Contro i pericoli dell’estirpamento la Chiesa s’impegna affinché la famiglia sia messa nelle condizioni di svolgere il suo ruolo educativo. Per questo i pastori d’anime (ma anche gli operatori pastorali) sono invitati a far visita alle famiglie immigrate, per testimoniare ed essere solidali con le loro difficoltà e favorire l’amicizia.

S’impongono oggi problematiche nuove, sia sotto il profilo strettamente pastorale che sociale, come quelle dei matrimoni misti e delle adozioni internazionali: sono i frutti di una società plurietnica e multireligiosa.

Per una favorevole soluzione è pregnante che si favoriscano l’incontro e l’amicizia tra famiglie italiane ed estere, e si combattano lo sfruttamento e la violenza sui minori e sulle donne.

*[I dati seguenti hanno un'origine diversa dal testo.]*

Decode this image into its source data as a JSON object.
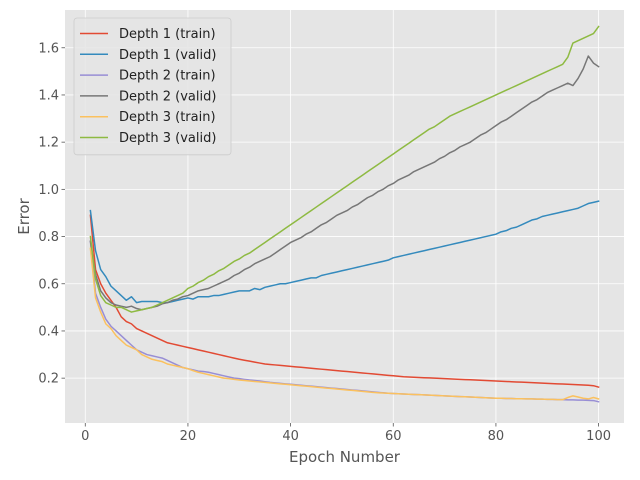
{
  "chart_data": {
    "type": "line",
    "xlabel": "Epoch Number",
    "ylabel": "Error",
    "xlim": [
      -3.95,
      104.95
    ],
    "ylim": [
      0.01,
      1.76
    ],
    "xticks": [
      0,
      20,
      40,
      60,
      80,
      100
    ],
    "yticks": [
      0.2,
      0.4,
      0.6,
      0.8,
      1.0,
      1.2,
      1.4,
      1.6
    ],
    "grid": true,
    "legend_position": "upper left",
    "colors": {
      "background": "#e5e5e5",
      "grid": "#ffffff",
      "red": "#e24a33",
      "blue": "#348abd",
      "purple": "#988ed5",
      "gray": "#777777",
      "yellow": "#fbc15e",
      "green": "#8eba42"
    },
    "x": [
      1,
      2,
      3,
      4,
      5,
      6,
      7,
      8,
      9,
      10,
      11,
      12,
      13,
      14,
      15,
      16,
      17,
      18,
      19,
      20,
      21,
      22,
      23,
      24,
      25,
      26,
      27,
      28,
      29,
      30,
      31,
      32,
      33,
      34,
      35,
      36,
      37,
      38,
      39,
      40,
      41,
      42,
      43,
      44,
      45,
      46,
      47,
      48,
      49,
      50,
      51,
      52,
      53,
      54,
      55,
      56,
      57,
      58,
      59,
      60,
      61,
      62,
      63,
      64,
      65,
      66,
      67,
      68,
      69,
      70,
      71,
      72,
      73,
      74,
      75,
      76,
      77,
      78,
      79,
      80,
      81,
      82,
      83,
      84,
      85,
      86,
      87,
      88,
      89,
      90,
      91,
      92,
      93,
      94,
      95,
      96,
      97,
      98,
      99,
      100
    ],
    "series": [
      {
        "name": "Depth 1 (train)",
        "color": "#e24a33",
        "values": [
          0.89,
          0.66,
          0.6,
          0.56,
          0.53,
          0.5,
          0.46,
          0.44,
          0.43,
          0.41,
          0.4,
          0.39,
          0.38,
          0.37,
          0.36,
          0.35,
          0.345,
          0.34,
          0.335,
          0.33,
          0.325,
          0.32,
          0.315,
          0.31,
          0.305,
          0.3,
          0.295,
          0.29,
          0.285,
          0.28,
          0.276,
          0.272,
          0.268,
          0.264,
          0.26,
          0.258,
          0.256,
          0.254,
          0.252,
          0.25,
          0.248,
          0.246,
          0.244,
          0.242,
          0.24,
          0.238,
          0.236,
          0.234,
          0.232,
          0.23,
          0.228,
          0.226,
          0.224,
          0.222,
          0.22,
          0.218,
          0.216,
          0.214,
          0.212,
          0.21,
          0.208,
          0.206,
          0.205,
          0.204,
          0.203,
          0.202,
          0.201,
          0.2,
          0.199,
          0.198,
          0.197,
          0.196,
          0.195,
          0.194,
          0.193,
          0.192,
          0.191,
          0.19,
          0.189,
          0.188,
          0.187,
          0.186,
          0.185,
          0.184,
          0.183,
          0.182,
          0.181,
          0.18,
          0.179,
          0.178,
          0.177,
          0.176,
          0.175,
          0.174,
          0.173,
          0.172,
          0.171,
          0.17,
          0.168,
          0.162
        ]
      },
      {
        "name": "Depth 1 (valid)",
        "color": "#348abd",
        "values": [
          0.91,
          0.74,
          0.66,
          0.63,
          0.59,
          0.57,
          0.55,
          0.53,
          0.545,
          0.52,
          0.525,
          0.525,
          0.525,
          0.525,
          0.52,
          0.52,
          0.525,
          0.53,
          0.535,
          0.54,
          0.535,
          0.545,
          0.545,
          0.545,
          0.55,
          0.55,
          0.555,
          0.56,
          0.565,
          0.57,
          0.57,
          0.57,
          0.58,
          0.575,
          0.585,
          0.59,
          0.595,
          0.6,
          0.6,
          0.605,
          0.61,
          0.615,
          0.62,
          0.625,
          0.625,
          0.635,
          0.64,
          0.645,
          0.65,
          0.655,
          0.66,
          0.665,
          0.67,
          0.675,
          0.68,
          0.685,
          0.69,
          0.695,
          0.7,
          0.71,
          0.715,
          0.72,
          0.725,
          0.73,
          0.735,
          0.74,
          0.745,
          0.75,
          0.755,
          0.76,
          0.765,
          0.77,
          0.775,
          0.78,
          0.785,
          0.79,
          0.795,
          0.8,
          0.805,
          0.81,
          0.82,
          0.825,
          0.835,
          0.84,
          0.85,
          0.86,
          0.87,
          0.875,
          0.885,
          0.89,
          0.895,
          0.9,
          0.905,
          0.91,
          0.915,
          0.92,
          0.93,
          0.94,
          0.945,
          0.95
        ]
      },
      {
        "name": "Depth 2 (train)",
        "color": "#988ed5",
        "values": [
          0.78,
          0.56,
          0.5,
          0.45,
          0.42,
          0.4,
          0.38,
          0.36,
          0.34,
          0.32,
          0.31,
          0.3,
          0.295,
          0.29,
          0.285,
          0.275,
          0.265,
          0.255,
          0.245,
          0.24,
          0.235,
          0.23,
          0.228,
          0.225,
          0.22,
          0.215,
          0.21,
          0.205,
          0.2,
          0.198,
          0.195,
          0.192,
          0.19,
          0.188,
          0.185,
          0.182,
          0.18,
          0.178,
          0.176,
          0.174,
          0.172,
          0.17,
          0.168,
          0.166,
          0.164,
          0.162,
          0.16,
          0.158,
          0.156,
          0.154,
          0.152,
          0.15,
          0.148,
          0.146,
          0.144,
          0.142,
          0.14,
          0.138,
          0.136,
          0.135,
          0.134,
          0.133,
          0.132,
          0.131,
          0.13,
          0.129,
          0.128,
          0.127,
          0.126,
          0.125,
          0.124,
          0.123,
          0.122,
          0.121,
          0.12,
          0.119,
          0.118,
          0.117,
          0.116,
          0.115,
          0.115,
          0.114,
          0.114,
          0.113,
          0.113,
          0.112,
          0.112,
          0.111,
          0.111,
          0.11,
          0.11,
          0.109,
          0.109,
          0.108,
          0.108,
          0.107,
          0.107,
          0.106,
          0.105,
          0.1
        ]
      },
      {
        "name": "Depth 2 (valid)",
        "color": "#777777",
        "values": [
          0.78,
          0.64,
          0.57,
          0.54,
          0.52,
          0.51,
          0.505,
          0.5,
          0.505,
          0.495,
          0.49,
          0.495,
          0.5,
          0.505,
          0.515,
          0.52,
          0.53,
          0.535,
          0.545,
          0.55,
          0.56,
          0.57,
          0.575,
          0.58,
          0.59,
          0.6,
          0.61,
          0.62,
          0.635,
          0.645,
          0.66,
          0.67,
          0.685,
          0.695,
          0.705,
          0.715,
          0.73,
          0.745,
          0.76,
          0.775,
          0.785,
          0.795,
          0.81,
          0.82,
          0.835,
          0.85,
          0.86,
          0.875,
          0.89,
          0.9,
          0.91,
          0.925,
          0.935,
          0.95,
          0.965,
          0.975,
          0.99,
          1.0,
          1.015,
          1.025,
          1.04,
          1.05,
          1.06,
          1.075,
          1.085,
          1.095,
          1.105,
          1.115,
          1.13,
          1.14,
          1.155,
          1.165,
          1.18,
          1.19,
          1.2,
          1.215,
          1.23,
          1.24,
          1.255,
          1.27,
          1.285,
          1.295,
          1.31,
          1.325,
          1.34,
          1.355,
          1.37,
          1.38,
          1.395,
          1.41,
          1.42,
          1.43,
          1.44,
          1.45,
          1.44,
          1.47,
          1.51,
          1.565,
          1.535,
          1.52
        ]
      },
      {
        "name": "Depth 3 (train)",
        "color": "#fbc15e",
        "values": [
          0.75,
          0.54,
          0.48,
          0.43,
          0.41,
          0.38,
          0.36,
          0.34,
          0.33,
          0.32,
          0.3,
          0.29,
          0.28,
          0.275,
          0.27,
          0.26,
          0.255,
          0.25,
          0.245,
          0.24,
          0.232,
          0.225,
          0.22,
          0.215,
          0.21,
          0.205,
          0.2,
          0.198,
          0.195,
          0.192,
          0.19,
          0.188,
          0.186,
          0.184,
          0.182,
          0.18,
          0.178,
          0.176,
          0.174,
          0.172,
          0.17,
          0.168,
          0.166,
          0.164,
          0.162,
          0.16,
          0.158,
          0.156,
          0.154,
          0.152,
          0.15,
          0.148,
          0.146,
          0.144,
          0.142,
          0.14,
          0.138,
          0.137,
          0.136,
          0.135,
          0.134,
          0.133,
          0.132,
          0.131,
          0.13,
          0.129,
          0.128,
          0.127,
          0.126,
          0.125,
          0.124,
          0.123,
          0.122,
          0.121,
          0.12,
          0.119,
          0.118,
          0.117,
          0.116,
          0.115,
          0.115,
          0.114,
          0.114,
          0.113,
          0.113,
          0.112,
          0.112,
          0.111,
          0.111,
          0.11,
          0.11,
          0.109,
          0.109,
          0.118,
          0.125,
          0.12,
          0.115,
          0.112,
          0.118,
          0.112
        ]
      },
      {
        "name": "Depth 3 (valid)",
        "color": "#8eba42",
        "values": [
          0.8,
          0.62,
          0.55,
          0.52,
          0.51,
          0.5,
          0.5,
          0.49,
          0.48,
          0.485,
          0.49,
          0.495,
          0.5,
          0.51,
          0.52,
          0.53,
          0.54,
          0.55,
          0.56,
          0.58,
          0.59,
          0.605,
          0.615,
          0.63,
          0.64,
          0.655,
          0.665,
          0.68,
          0.695,
          0.705,
          0.72,
          0.73,
          0.745,
          0.76,
          0.775,
          0.79,
          0.805,
          0.82,
          0.835,
          0.85,
          0.865,
          0.88,
          0.895,
          0.91,
          0.925,
          0.94,
          0.955,
          0.97,
          0.985,
          1.0,
          1.015,
          1.03,
          1.045,
          1.06,
          1.075,
          1.09,
          1.105,
          1.12,
          1.135,
          1.15,
          1.165,
          1.18,
          1.195,
          1.21,
          1.225,
          1.24,
          1.255,
          1.265,
          1.28,
          1.295,
          1.31,
          1.32,
          1.33,
          1.34,
          1.35,
          1.36,
          1.37,
          1.38,
          1.39,
          1.4,
          1.41,
          1.42,
          1.43,
          1.44,
          1.45,
          1.46,
          1.47,
          1.48,
          1.49,
          1.5,
          1.51,
          1.52,
          1.53,
          1.56,
          1.62,
          1.63,
          1.64,
          1.65,
          1.66,
          1.69
        ]
      }
    ]
  }
}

Il compimento definitivo dell’incontro tra Dio e l’umanità, avvenuto in Gesù, uomo universale, ci spinge ad andare come Chiesa pellegrina tra gli uomini e le donne delle società multiculturali di oggi ed ad annunciare loro il mistero della comunione trinitaria, per cui il dialogo tra Padre, Figlio e Spirito Santo si apre a noi come possibilità e modello di ogni relazione.

Su questo cammino, l’accoglienza, l’itineranza e la comunione nella diversità sono le modalità specifiche che la Chiesa ci chiede di testimoniare. L’Eucaristia è il nutrimento per ogni passo, il fermento di trasformazione, l’anticipo del futuro di Dio

Il cuore dell’itinerante ha molto da insegnare, ha tanto da offrire ma deve, anzitutto, essere accolto, così come è, senza subito pretendere l’omologazione o l’integrazione con tutta la ricchezza delle pene sofferte, del cammino consumato, dei rifiuti ricevuti.

Inviati per annunciare l’amore universale del Padre e per servire, il nostro pellegrinaggio comporta una costante emigrazione da noi stessi verso l’altro per condividere con lui il pane della nostra vita di battezzati e di consacrati, per lavare umilmente i piedi al viandante, per profumare l’ospite inatteso con nardo prezioso, per fermarci e guardare con occhi di amore i pellegrini feriti o offesi nella loro dignità, curandoli con la tenerezza e con la determinazione di Gesù, il buon samaritano.

Egli è il vero luogo di incontro in cui il tempo e lo spazio si concentrano permettendo il perfetto esercizio dell’affettività di cuori lontani, di amori rinviati, di comunicazioni complicate e distanze incolmabili diversamente.